For two decades, the Californian film-maker has been elevating wanton destruction to a blockbusting art form.

Since 2007, he has been ensconced in the Transformers fold, bringing bombast to live-action adventures of the bestselling Hasbro toys.

This fourth instalment is crammed with Bay’s usual visual excesses and motifs.

Five years have passed since the Battle Of Chicago, which provided the pyrotechnic-laden climax to ‘Transformers: Dark Of The Moon’.

The alliance between humans and robots lies in tatters and an elite CIA unit under the control of Harold Attinger (Kelsey Grammer) hunts Transformers without mercy.

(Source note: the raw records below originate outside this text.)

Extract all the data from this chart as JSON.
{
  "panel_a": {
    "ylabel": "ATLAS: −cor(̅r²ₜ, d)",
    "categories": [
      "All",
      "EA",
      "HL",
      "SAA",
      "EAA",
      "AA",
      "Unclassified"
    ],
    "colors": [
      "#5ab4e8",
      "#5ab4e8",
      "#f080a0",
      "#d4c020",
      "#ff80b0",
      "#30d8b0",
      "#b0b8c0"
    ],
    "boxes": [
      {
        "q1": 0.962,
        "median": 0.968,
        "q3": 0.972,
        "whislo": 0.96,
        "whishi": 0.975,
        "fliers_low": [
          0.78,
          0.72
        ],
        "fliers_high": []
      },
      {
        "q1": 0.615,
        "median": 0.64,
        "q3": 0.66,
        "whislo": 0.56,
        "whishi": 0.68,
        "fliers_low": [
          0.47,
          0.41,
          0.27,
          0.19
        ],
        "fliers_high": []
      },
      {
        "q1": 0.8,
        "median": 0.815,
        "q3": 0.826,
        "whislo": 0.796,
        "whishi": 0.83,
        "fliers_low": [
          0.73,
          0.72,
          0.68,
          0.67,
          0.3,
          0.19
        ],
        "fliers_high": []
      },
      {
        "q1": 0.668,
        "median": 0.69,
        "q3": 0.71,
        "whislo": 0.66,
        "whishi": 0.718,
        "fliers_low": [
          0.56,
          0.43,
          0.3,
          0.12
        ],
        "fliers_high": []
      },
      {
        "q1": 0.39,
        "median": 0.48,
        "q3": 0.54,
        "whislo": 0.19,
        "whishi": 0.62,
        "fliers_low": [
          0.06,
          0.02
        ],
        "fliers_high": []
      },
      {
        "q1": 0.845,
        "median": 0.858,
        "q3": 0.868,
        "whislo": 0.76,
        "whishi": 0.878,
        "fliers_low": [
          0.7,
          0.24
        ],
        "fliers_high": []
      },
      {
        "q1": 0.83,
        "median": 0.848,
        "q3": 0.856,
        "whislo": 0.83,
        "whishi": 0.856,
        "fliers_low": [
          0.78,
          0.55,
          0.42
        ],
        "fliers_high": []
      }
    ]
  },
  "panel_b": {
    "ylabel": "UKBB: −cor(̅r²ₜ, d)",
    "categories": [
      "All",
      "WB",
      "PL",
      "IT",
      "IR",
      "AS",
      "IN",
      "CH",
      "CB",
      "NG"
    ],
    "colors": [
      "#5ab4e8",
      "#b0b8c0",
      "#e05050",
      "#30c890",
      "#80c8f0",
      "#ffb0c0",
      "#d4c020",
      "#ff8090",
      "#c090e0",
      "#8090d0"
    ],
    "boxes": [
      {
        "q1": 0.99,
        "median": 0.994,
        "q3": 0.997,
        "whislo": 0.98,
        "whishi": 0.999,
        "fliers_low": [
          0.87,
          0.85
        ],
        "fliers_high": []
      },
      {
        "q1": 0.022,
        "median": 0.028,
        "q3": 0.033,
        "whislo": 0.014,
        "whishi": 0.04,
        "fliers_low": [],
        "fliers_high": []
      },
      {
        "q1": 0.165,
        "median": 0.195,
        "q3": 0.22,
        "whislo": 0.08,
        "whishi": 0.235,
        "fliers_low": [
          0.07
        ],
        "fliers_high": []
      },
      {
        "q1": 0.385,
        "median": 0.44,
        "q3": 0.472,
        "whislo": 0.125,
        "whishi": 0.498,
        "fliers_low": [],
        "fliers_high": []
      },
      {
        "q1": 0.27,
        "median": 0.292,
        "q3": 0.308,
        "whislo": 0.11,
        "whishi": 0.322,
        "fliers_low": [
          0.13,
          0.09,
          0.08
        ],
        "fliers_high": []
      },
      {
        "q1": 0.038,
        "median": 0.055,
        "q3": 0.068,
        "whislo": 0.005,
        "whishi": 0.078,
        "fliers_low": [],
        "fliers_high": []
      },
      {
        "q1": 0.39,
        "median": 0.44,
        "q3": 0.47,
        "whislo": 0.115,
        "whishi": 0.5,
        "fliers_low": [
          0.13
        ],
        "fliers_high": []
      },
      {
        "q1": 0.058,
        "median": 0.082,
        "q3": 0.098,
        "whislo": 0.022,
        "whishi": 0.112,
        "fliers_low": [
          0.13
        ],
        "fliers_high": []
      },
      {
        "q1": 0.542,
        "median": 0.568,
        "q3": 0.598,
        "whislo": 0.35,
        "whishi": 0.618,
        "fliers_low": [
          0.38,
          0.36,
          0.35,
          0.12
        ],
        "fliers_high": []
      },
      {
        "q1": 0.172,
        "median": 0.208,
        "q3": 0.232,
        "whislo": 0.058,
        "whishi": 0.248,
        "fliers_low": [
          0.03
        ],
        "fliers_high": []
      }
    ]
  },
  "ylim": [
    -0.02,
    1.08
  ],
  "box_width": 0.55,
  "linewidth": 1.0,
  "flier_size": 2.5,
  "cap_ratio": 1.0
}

On a family ranch, struggling inventor Cade Yeager (Mark Wahlberg) discovers that a rusty truck he has just purchased is battle-scarred Optimus Prime (Peter Cullen).

Wahlberg punches and leaps through gaping plot holes, trotting out the concerned father routine as younger members of cast perform gravity-defying gymnastics to emerge from clouds of razor-sharp shrapnel without a graze or smudged lip-gloss.

Action sequences are visual vomit: an incomprehensible spew of glistening metal and explosions that hurt the eyes especially in the large-scale IMAX format.

“The war will be over soon,” barks Grammer’s Machiavellian politician during a momentary lull.

The buttock-numbing 165-minute running time says otherwise.